Mobley v. State

495 S.E.2d 598 | Ga. Ct. App. | 1998

Judge Harold R. Banke.

The initial trial in this case ended in a mistrial. After a second trial, Gurnell Mobley was convicted of manslaughter, two counts of aggravated assault, and criminal trespass. He enumerates four errors, three of which challenge the trial court’s refusal to strike jurors for cause.

This case arose after Mobley’s former girl friend began seeing the victim. After the girl friend spurned his attempts to see her, Mobley broke into her home, got a knife from the kitchen, and walked into a bedroom where she lay sleeping with the victim. Mobley cut the phone cord, hit his former girl friend, and held the knife to her chin. Then, after a struggle, he stabbed the victim in the chest. Held'.

1. The trial court’s refusal to strike Juror 16 for cause based upon her admission that she had been raped at knifepoint 20 years before does not require reversal. Hardy v. State, 210 Ga. App. 811, 812 (1) (437 SE2d 790) (1993). The juror stated that she could be fair *121and impartial notwithstanding the emotions the evidence might arouse. In the absence of any evidence showing that the juror’s “opinion was so fixed and definite that it would not be changed by the evidence or the charge of the court upon the evidence,” we cannot say that the trial court abused its discretion. Greenway v. State, 207 Ga. App. 511, 513 (3) (428 SE2d 415) (1993).

2. We reject Mobley’s contention that the affiliations with law enforcement acknowledged by Jurors 8 and 10 disqualified them. Juror 8 stated that she had been a federal park ranger for three summers years before. Juror 10, a hospital administrator, stated he had worked in security at the hospital nine years previously. Inasmuch as former law enforcement officers are not automatically disqualified from serving on juries and both jurors stated that they could be fair and impartial, the trial court did not abuse its discretion in refusing to strike them for cause. Potts v. State, 261 Ga. 716, 722 (8) (410 SE2d 89) (1991); Greenway, 207 Ga. App. at 513 (3).

3. The trial court’s rejection of Mobley’s proposed jury charge on the relation between voluntary manslaughter and self-defense was not reversible error.1 The record shows that the trial court instructed the jury on both voluntary manslaughter and self-defense. As the trial court observed, the proposed charge was confusing. See Lindley v. State, 225 Ga. App. 338, 342 (2) (a) (484 SE2d 33) (1997). Moreover, the charge given, as a whole, was not misleading and substantially covered the matters at issue in a way not likely to confuse the jury. Leigh v. State, 223 Ga. App. 726, 731 (3) (478 SE2d 905) (1996); see Asbury v. State, 175 Ga. App. 335, 337 (2) (333 SE2d 194) (1985).

4. Mobley claims the trial court abused its discretion in refusing to strike Juror 11, who asserted that he had formed an opinion about the case during voir dire. Because the record shows that this juror was excused, this enumeration lacks merit.

Judgment affirmed.

McMurray, P. J., and Smith, J, concur. *122Decided January 8, 1998. Alicia C. Head, for appellant. Paul L. Howard, Jr., District Attorney, Cari K. Johanson, Assistant District Attorney, for appellee.
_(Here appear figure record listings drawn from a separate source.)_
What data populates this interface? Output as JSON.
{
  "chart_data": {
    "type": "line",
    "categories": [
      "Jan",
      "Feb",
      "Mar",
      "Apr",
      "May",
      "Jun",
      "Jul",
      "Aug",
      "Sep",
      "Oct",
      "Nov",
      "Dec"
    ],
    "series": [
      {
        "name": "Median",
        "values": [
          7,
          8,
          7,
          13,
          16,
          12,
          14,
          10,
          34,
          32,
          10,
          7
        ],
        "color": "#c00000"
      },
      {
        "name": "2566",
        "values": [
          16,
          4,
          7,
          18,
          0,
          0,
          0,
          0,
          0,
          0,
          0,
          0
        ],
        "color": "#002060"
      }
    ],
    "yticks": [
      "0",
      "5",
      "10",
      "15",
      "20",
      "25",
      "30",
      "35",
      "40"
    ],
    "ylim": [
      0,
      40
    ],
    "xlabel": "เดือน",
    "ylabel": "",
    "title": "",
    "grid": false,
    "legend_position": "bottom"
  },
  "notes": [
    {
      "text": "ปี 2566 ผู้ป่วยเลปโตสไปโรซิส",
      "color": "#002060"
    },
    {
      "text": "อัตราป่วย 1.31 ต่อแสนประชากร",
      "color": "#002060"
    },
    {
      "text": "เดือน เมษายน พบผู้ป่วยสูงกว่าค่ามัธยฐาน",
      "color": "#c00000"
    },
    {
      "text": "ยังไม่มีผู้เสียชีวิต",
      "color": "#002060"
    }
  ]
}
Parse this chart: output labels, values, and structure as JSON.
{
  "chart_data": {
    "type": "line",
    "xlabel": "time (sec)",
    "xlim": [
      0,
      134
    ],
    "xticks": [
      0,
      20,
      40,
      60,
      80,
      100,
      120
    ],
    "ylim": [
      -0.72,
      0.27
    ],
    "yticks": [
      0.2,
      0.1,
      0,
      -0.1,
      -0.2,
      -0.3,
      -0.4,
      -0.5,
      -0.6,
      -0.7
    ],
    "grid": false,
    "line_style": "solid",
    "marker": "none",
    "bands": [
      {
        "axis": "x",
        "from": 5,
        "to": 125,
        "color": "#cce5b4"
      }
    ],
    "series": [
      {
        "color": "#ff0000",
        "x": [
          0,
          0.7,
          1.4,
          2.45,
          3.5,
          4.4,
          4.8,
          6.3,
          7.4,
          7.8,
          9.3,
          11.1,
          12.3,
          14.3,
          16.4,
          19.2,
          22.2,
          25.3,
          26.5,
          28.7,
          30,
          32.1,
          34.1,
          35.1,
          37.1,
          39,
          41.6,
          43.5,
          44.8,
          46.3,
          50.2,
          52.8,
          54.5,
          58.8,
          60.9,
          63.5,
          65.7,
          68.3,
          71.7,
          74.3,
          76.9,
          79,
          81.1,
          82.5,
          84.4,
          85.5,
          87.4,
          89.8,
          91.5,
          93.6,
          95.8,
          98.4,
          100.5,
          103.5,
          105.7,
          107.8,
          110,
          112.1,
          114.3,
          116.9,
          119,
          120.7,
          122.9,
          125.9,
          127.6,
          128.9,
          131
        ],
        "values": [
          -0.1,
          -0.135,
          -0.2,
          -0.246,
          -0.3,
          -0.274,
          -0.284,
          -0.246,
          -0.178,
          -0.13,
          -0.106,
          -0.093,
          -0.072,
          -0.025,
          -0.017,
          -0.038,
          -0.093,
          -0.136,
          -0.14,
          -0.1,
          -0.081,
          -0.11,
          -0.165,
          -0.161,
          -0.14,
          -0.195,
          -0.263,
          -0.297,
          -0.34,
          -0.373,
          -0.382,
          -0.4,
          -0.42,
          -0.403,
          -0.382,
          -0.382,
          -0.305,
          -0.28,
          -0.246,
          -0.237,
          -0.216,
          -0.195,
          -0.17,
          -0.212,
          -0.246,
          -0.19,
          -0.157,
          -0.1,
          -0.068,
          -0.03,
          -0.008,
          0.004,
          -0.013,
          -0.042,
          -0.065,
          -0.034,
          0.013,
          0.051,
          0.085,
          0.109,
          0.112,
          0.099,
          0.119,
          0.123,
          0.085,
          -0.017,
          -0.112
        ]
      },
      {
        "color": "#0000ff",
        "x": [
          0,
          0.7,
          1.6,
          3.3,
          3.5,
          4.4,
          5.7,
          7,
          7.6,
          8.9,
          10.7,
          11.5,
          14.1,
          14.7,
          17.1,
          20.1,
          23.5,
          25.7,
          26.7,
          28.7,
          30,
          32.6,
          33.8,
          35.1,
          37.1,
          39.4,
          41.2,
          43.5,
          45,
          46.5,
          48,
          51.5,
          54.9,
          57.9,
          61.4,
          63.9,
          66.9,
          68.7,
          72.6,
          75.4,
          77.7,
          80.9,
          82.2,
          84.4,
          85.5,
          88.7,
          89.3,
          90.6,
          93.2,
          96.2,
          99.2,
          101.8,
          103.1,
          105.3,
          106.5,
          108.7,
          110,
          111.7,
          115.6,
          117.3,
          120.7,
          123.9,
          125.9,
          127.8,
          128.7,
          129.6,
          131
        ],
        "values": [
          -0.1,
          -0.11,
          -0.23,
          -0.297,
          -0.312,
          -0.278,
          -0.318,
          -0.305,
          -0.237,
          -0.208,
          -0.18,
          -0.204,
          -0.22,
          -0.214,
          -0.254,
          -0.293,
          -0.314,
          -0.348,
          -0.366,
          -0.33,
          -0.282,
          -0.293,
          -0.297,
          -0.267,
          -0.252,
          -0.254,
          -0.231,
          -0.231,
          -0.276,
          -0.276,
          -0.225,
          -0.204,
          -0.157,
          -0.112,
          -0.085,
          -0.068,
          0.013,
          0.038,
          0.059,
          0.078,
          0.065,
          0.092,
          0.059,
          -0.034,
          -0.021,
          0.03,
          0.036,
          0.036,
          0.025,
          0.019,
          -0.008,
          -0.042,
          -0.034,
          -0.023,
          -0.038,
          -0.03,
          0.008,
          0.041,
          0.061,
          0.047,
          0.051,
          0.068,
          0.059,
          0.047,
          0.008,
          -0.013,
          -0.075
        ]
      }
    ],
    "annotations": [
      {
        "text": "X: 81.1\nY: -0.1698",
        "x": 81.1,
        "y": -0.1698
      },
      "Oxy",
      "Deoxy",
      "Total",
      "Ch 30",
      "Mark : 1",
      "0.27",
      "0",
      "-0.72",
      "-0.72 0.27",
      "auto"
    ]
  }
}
Mobley has included no citations to the requested charge in the record, and it is not among the written requests for instruction to the jury included in the record. See Court of Appeals Rule 27 (c) (3) (i). The State, however, does not dispute that the requested charge stated the following: “Voluntary Manslaughter — Relation to Self Defense. The distinguishing characteristic between voluntary manslaughter and justifiable homicide is whether the accused was so influenced and excited that he reacted passionately rather than simply to defend himself. Circumstances which are sufficient to show voluntary manslaughter, as opposed to justifiable homicide, include a situation in which sudden passion, or fear, is aroused in the actor, without malice aforethought, and the actor willfully kills his attacker, when it was not necessary for him to do so in order to protect himself. The fear engendered by danger can be sufficient provocation to excite the passion necessary for voluntary manslaughter.”